When the nurse left to fetch my attending physician, I dragged myself to the bathroom and locked the door. Staring at my reflection again, I whispered, "This is my second chance. My rules now."
My fingers trailed over the counter. My mind was already racing with calculations. To survive in this life, I needed two things: freedom and power. I had been given the first, but the second? That I would have to earn.
A knock at the door startled me. "Miss Molly, please... Mr. Kelvin has arrived."
I frowned. Mr. Kelvin?
When I stepped out, the hallway was filled with tension so sharp it sliced the air in half. Doctors, nurses, even bodyguards stood stiff and silent. And there, at the center of it all, stood a man I had only seen in the inherited memories of this body.
Tall. Impeccably dressed in a black suit tailored within an inch of perfection. His presence alone seemed to bend the room around him. Eyes sharp as cold steel swept over everything, calculating, dismissing, commanding.
Kelvin Brass.
The most powerful man in the country's business world. The one people compared to an emperor. Cold, ruthless, unreachable. The man no one dared offend.
And also, apparently, the man whose younger brother this body's former owner used to chase like a lovesick fool.
His gaze landed on me.
My heart did a strange flip in my chest. Not out of attraction, at least not yet, but because his eyes were unlike any I'd ever seen. They weren't just cold. They were empty. The eyes of someone who had buried his heart long ago.
"Molly," he said, his voice deep, steady, almost frightening in its calm. "So you've finally woken up."
The weight of his stare pressed on me, heavy, suffocating. I understood why everyone feared him. This man wasn't just powerful. He was dangerous.

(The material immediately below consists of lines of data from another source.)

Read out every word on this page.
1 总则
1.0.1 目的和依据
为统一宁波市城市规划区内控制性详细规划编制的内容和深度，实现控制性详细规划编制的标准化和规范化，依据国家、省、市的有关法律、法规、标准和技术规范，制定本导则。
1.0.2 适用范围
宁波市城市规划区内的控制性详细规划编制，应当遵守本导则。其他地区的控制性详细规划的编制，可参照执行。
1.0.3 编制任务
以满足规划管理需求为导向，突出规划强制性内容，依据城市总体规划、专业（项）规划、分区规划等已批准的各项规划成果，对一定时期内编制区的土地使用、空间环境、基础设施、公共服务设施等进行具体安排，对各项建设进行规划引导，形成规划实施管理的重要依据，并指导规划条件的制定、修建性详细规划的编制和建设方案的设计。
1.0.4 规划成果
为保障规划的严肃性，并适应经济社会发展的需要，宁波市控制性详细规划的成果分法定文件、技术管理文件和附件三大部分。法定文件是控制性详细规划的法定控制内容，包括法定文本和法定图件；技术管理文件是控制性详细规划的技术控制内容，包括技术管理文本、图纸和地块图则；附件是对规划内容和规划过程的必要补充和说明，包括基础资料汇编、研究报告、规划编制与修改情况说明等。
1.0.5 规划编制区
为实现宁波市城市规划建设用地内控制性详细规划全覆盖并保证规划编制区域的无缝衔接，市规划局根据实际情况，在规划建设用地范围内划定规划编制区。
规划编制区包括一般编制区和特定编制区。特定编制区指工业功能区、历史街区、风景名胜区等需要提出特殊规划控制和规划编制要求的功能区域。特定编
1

In the body's old memories, the former Molly would have blushed, stammered, maybe even tried to cling to him to get closer to his brother.
But I was not her.
I lifted my chin, meeting his gaze without flinching. "Yes. I suppose I have."

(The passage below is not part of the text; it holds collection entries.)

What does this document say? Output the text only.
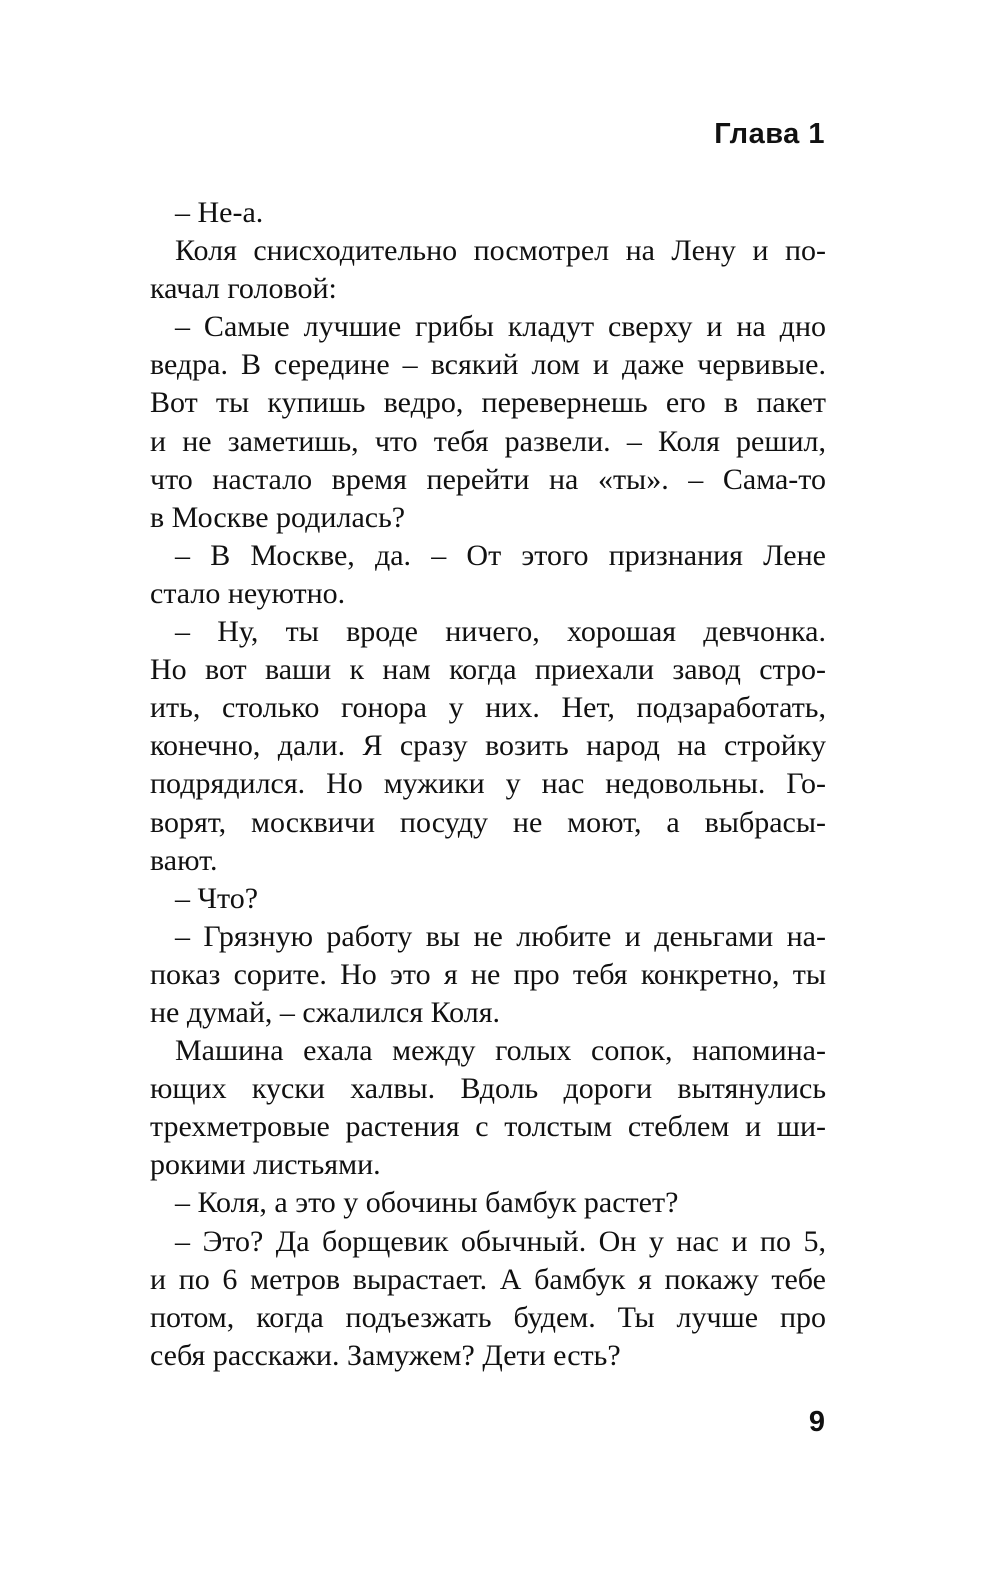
Глава 1
– Не-а.
Коля снисходительно посмотрел на Лену и по-
качал головой:
– Самые лучшие грибы кладут сверху и на дно
ведра. В середине – всякий лом и даже червивые.
Вот ты купишь ведро, перевернешь его в пакет
и не заметишь, что тебя развели. – Коля решил,
что настало время перейти на «ты». – Сама-то
в Москве родилась?
– В Москве, да. – От этого признания Лене
стало неуютно.
– Ну, ты вроде ничего, хорошая девчонка.
Но вот ваши к нам когда приехали завод стро-
ить, столько гонора у них. Нет, подзаработать,
конечно, дали. Я сразу возить народ на стройку
подрядился. Но мужики у нас недовольны. Го-
ворят, москвичи посуду не моют, а выбрасы-
вают.
– Что?
– Грязную работу вы не любите и деньгами на-
показ сорите. Но это я не про тебя конкретно, ты
не думай, – сжалился Коля.
Машина ехала между голых сопок, напомина-
ющих куски халвы. Вдоль дороги вытянулись
трехметровые растения с толстым стеблем и ши-
рокими листьями.
– Коля, а это у обочины бамбук растет?
– Это? Да борщевик обычный. Он у нас и по 5,
и по 6 метров вырастает. А бамбук я покажу тебе
потом, когда подъезжать будем. Ты лучше про
себя расскажи. Замужем? Дети есть?
9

For a fraction of a second, his expression shifted. Surprise? Intrigue? It was gone before I could be sure.
"You've been in a coma for a year," he said, stepping closer. His presence was overwhelming, like standing before a predator who could decide whether you lived or died. "People doubted you would ever wake."
"People doubt a lot of things," I replied evenly. "But doubt doesn't decide my fate. I do."
Silence fell between us. A sharp, electric silence.
Something flickered in his eyes. His lips almost curved, but didn't. And in that moment, I realized something astonishing.
I had moved him. Even if just slightly, I had cracked through the armor of kelvin Brass.
The nurse shifted nervously in the background, probably expecting me to embarrass myself like the old Molly would have. But I stood tall, letting the silence stretch, refusing to yield to the intimidation radiating from him.
Finally, he spoke again. "You've changed."
It wasn't a question. It was an observation.
A slow, deliberate smile touched my lips. "Perhaps. Or maybe this is who I've been all along."
For the first time, his eyes softened. Just a fraction. And for reasons I couldn't explain, that tiny shift made my pulse quicken.
The devil in the suit was watching me with interest. And somehow, I knew, my life had just become infinitely more complicated.